Suffolk looks to devolution
Suffolk is looking to take on devolved local government powers so that it can make decisions independent of Whitehall.
The seven district councils and county council are being urged to discuss and go forward with the move - dubbed ‘A Devolved Suffolk - Working for a Better Future’.
In a public statement on the countywide devolution bid, Jennie Jenkins, chairman of the county’s public sector leaders group, said: “Devolution is a once-in-a-generation opportunity for Suffolk councils to provide services that fit around the needs of our people.
“By working with our many partners in delivering better and more co-ordinated approaches to how we work, we will be well placed to secure our communities’ long-term prosperity and progress.
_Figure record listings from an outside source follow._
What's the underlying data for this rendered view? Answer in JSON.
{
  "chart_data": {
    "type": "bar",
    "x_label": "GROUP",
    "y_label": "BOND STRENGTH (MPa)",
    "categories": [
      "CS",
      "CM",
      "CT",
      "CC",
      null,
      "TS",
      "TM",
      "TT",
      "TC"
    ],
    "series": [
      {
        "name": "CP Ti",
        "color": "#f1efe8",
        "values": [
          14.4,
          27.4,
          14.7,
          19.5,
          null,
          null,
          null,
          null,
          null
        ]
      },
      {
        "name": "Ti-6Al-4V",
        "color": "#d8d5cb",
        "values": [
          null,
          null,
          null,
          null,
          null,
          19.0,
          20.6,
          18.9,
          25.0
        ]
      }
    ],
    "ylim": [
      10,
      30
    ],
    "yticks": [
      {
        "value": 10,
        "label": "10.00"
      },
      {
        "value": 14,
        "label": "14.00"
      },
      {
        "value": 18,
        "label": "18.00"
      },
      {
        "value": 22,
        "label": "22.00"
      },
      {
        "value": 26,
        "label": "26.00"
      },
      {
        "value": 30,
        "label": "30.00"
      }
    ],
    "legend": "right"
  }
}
“We believe that this ‘Suffolk deal’ is a bold first step in realising this ambition and we look forward to working with Government over the following months and beyond to bring it to fruition.”
Suffolk devolution’s aims would see 70,000 new homes built by 2031, better GCSE results, improved health, reductions in the amount spent on benefits, a more skilled workforce including at least 5,000 new apprenticeships by 2020, with a further 2,500 by 2025, and greater productivity and growth of over £18 billion added to the value of the economy by 2025.
Over the next few weeks the Suffolk devolution deal will go to the cabinet or council in each of the eight borough, county and district councils.
Sandy Martin, leader of the county labour group, said: “The Labour Party has always been in favour of giving more power to local people, and we are certainly not going to change our minds about that now. There are dangers and pitfalls to beware of and we will raise those as cautions at the full council meeting on the 17th. If the Government accepts the bid document then the hard discussion about detailed proposals can begin in earnest.”